Not everyone was as optimistic. That same month, the New York Times wrote about Columbine students finding fresh swastikas carved into the school’s walls, and about someone sending anonymous threats of violence to five other high schools near Littleton. When a gunman killed seven people in a church in Fort Worth, Texas, later that September, a 15-year old Columbine student told the Denver Post: “It made me upset that it happened again, but I wasn’t so shocked as I was concerned that we are becoming numb to this sort of thing.”
History has, of course, proven this 15-year old prescient.
By next March, when the Seattle Times published a column about the trouble of school safety with the headline, “What more can we do?” the political push for gun safety legislation led to a now-familiar gridlock. As reporter Amy Wallace wrote in the Los Angeles Times, Hollywood briefly blanched at gun violence, excising shootouts from movies like Big Momma’s House in direct response to Columbine. There was no meaningful government action around guns, however, and none ever arrived. Instead, high schools introduced metal detectors, zero tolerance policies, and eventually active shooter drills.

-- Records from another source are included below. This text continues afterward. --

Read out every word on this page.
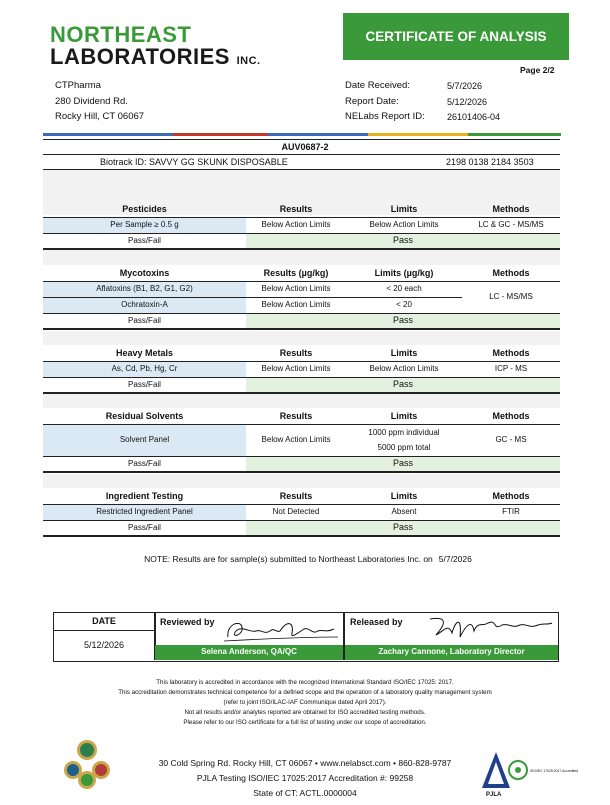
NORTHEAST
LABORATORIES INC.
CERTIFICATE OF ANALYSIS
Page 2/2
CTPharma
280 Dividend Rd.
Rocky Hill, CT 06067
Date Received:	5/7/2026
Report Date:	5/12/2026
NELabs Report ID: 26101406-04
AUV0687-2
Biotrack ID: SAVVY GG SKUNK DISPOSABLE	2198 0138 2184 3503
Pesticides	Results	Limits	Methods
Per Sample ≥ 0.5 g	Below Action Limits	Below Action Limits	LC & GC - MS/MS
Pass/Fail	Pass
Mycotoxins	Results (µg/kg)	Limits (µg/kg)	Methods
Aflatoxins (B1, B2, G1, G2)	Below Action Limits	< 20 each
Ochratoxin-A	Below Action Limits	< 20
LC - MS/MS
Pass/Fail	Pass
Heavy Metals	Results	Limits	Methods
As, Cd, Pb, Hg, Cr	Below Action Limits	Below Action Limits	ICP - MS
Pass/Fail	Pass
Residual Solvents	Results	Limits	Methods
Solvent Panel	Below Action Limits
1000 ppm individual
5000 ppm total
GC - MS
Pass/Fail	Pass
Ingredient Testing	Results	Limits	Methods
Restricted Ingredient Panel	Not Detected	Absent	FTIR
Pass/Fail	Pass
NOTE: Results are for sample(s) submitted to Northeast Laboratories Inc. on 5/7/2026
DATE
5/12/2026
Reviewed by	Released by
Selena Anderson, QA/QC	Zachary Cannone, Laboratory Director
This laboratory is accredited in accordance with the recognized International Standard ISO/IEC 17025: 2017.
This accreditation demonstrates technical competence for a defined scope and the operation of a laboratory quality management system
(refer to joint ISO/ILAC-IAF Communique dated April 2017).
Not all results and/or analytes reported are obtained for ISO accredited testing methods.
Please refer to our ISO certificate for a full list of testing under our scope of accreditation.
30 Cold Spring Rd. Rocky Hill, CT 06067 • www.nelabsct.com • 860-828-9787
PJLA Testing ISO/IEC 17025:2017 Accreditation #: 99258
State of CT: ACTL.0000004	PJLA
ISO/IEC 17025:2017 Accredited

In the years since, there have been moments that appeared to revive the initial shock and horror of Columbine, most notably the nightmarish slaughter of 20 elementary school students and six faculty members at Sandy Hook back in 2012, and the 2018 shooting at Marjory Stoneman Douglas High in Parkland, Florida, which left 17 dead. Those shootings both felt like gut-check inflection points. However, they were obviously exceptions and not the rule. Anyone looking for a clearer picture of how media reacts to school shootings now–and by extension, how the rest of Americans do–need only examine the reaction to the deadliest school shooting since Parkland.
On May 18, 2018, three months after Parkland, a student opened fire at Santa Fe High, killing eight students and two teachers, and injuring 13. Do you even remember that one? It was the one where the lieutenant governor of Texas blamed the shooting on the school having “too many doors,” and Twitter got a morbid momentary laugh out of it. That story didn’t remain in the news much beyond the following week. Soon enough, it faded into the shadow of Parkland’s high-profile activists, emerging again a month later only when Justin Timberlake kept his promise to pay one of the survivors a visit.
America’s first high school shooting with double-digit fatalities sent the country into a state of despair and soul searching that lingered well into the following year. The most recent one barely registered as a blip.
I don’t know how we’ll cover school shootings over the next 20 years, but what seems grimly inevitable is that we will.